Now, my husband is gone. Practice is tomorrow night. I hope I don't make a fool out of myself and my child by showing up with all kinds of things going wrong and without a clue. I can ask the other mothers, I suppose. They always seem to have things straight and to know exactly what's what.
At my son's first practice over the weekend, one of the other Soccer Moms that I don't know came over to chat me up and frankly she scared me. I couldn't tell you what she was talking about. It had to do with soccer and the game and it was all manner of seriousness and in the end, she dragged her son out of the practice in a huff over the other players (all pre-school/ Kindergarten-aged) being too small or not experienced enough or something to the effect of them not being tough enough to handle her son playing soccer with them. Whoa. Ok. Originally she offered us one of her child's old jerseys and my husband was all concerned that now, we weren't going to get it because who knows if she is coming back. Now, I'm just a novice here and the only Soccer Moms that I have to compare to my reality are fictional and end up in fist fights with other moms and the refs and coaches and that's all fake, right? This is JUST a game for KIDS, right? I mean, I'd love for my kids to become little soccer gods and end up with scholarships, but that's in a perfect world. For now, I'm just hoping they burn off some energy, have a good time and learn to be good sports while learning skills of team-manship. Win, lose or draw, I could care less about anything else. Maybe it's because I didn't do sports growing up. Maybe it's because at heart, I am a peace-loving semi-hippy-ish person who truly believes it's how you play the game and knowing you are having fun and doing your best. Sure, who doesn't love to win, but this isn't the Olympics.
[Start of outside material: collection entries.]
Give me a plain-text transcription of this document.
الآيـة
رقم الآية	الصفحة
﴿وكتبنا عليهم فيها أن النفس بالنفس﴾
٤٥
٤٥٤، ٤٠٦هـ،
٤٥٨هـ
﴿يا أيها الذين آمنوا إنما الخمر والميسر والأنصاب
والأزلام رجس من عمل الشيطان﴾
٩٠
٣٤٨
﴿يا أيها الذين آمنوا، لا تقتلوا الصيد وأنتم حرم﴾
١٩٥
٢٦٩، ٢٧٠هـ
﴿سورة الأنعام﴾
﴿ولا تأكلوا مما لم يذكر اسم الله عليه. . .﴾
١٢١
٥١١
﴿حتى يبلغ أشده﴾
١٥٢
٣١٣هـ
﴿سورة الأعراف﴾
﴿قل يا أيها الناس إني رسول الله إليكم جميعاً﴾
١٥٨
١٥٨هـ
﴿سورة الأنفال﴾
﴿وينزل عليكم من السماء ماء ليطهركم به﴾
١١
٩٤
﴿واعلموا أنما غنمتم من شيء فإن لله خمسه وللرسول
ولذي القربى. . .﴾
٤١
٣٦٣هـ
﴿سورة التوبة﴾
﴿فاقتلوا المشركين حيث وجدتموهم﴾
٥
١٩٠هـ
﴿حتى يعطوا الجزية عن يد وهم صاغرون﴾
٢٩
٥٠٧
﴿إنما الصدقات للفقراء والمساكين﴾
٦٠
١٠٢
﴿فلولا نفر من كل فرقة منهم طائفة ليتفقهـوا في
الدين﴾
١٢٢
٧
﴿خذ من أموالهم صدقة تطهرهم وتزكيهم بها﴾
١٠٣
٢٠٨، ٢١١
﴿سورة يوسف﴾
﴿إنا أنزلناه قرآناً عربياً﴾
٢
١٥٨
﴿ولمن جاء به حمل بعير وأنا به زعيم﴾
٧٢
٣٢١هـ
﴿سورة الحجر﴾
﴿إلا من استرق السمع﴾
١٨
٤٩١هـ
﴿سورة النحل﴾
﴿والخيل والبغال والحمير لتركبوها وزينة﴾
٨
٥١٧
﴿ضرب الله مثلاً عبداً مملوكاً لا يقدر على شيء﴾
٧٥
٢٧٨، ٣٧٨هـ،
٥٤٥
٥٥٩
This is the first time in my life to have all kids of crazy plates spinning balanced on sticks that I'm holding. I mean, you think it's busy and it's summer and keeping kids busy is crazy, but putting them in scheduled activities and keeping them busy is just as crazy and hard. Huh. Getting everyone to school and it starts before that even, getting up at the crack of dawn to get everyone READY and then to take them and then rush-rush-rush-rush to get whatever you can done and the little one taken care of and then dinner and then activity and then ready for other things and ready for tomorrow and bed again... Whew. All in all, this past week has been a whirlwind of beginnings and we are gaining our bearings and soccer is the new thing for us and frankly, if it tires them out and they enjoy doing it and make friends, then I will feel like being a Soccer Mom is worth it's weight in gold.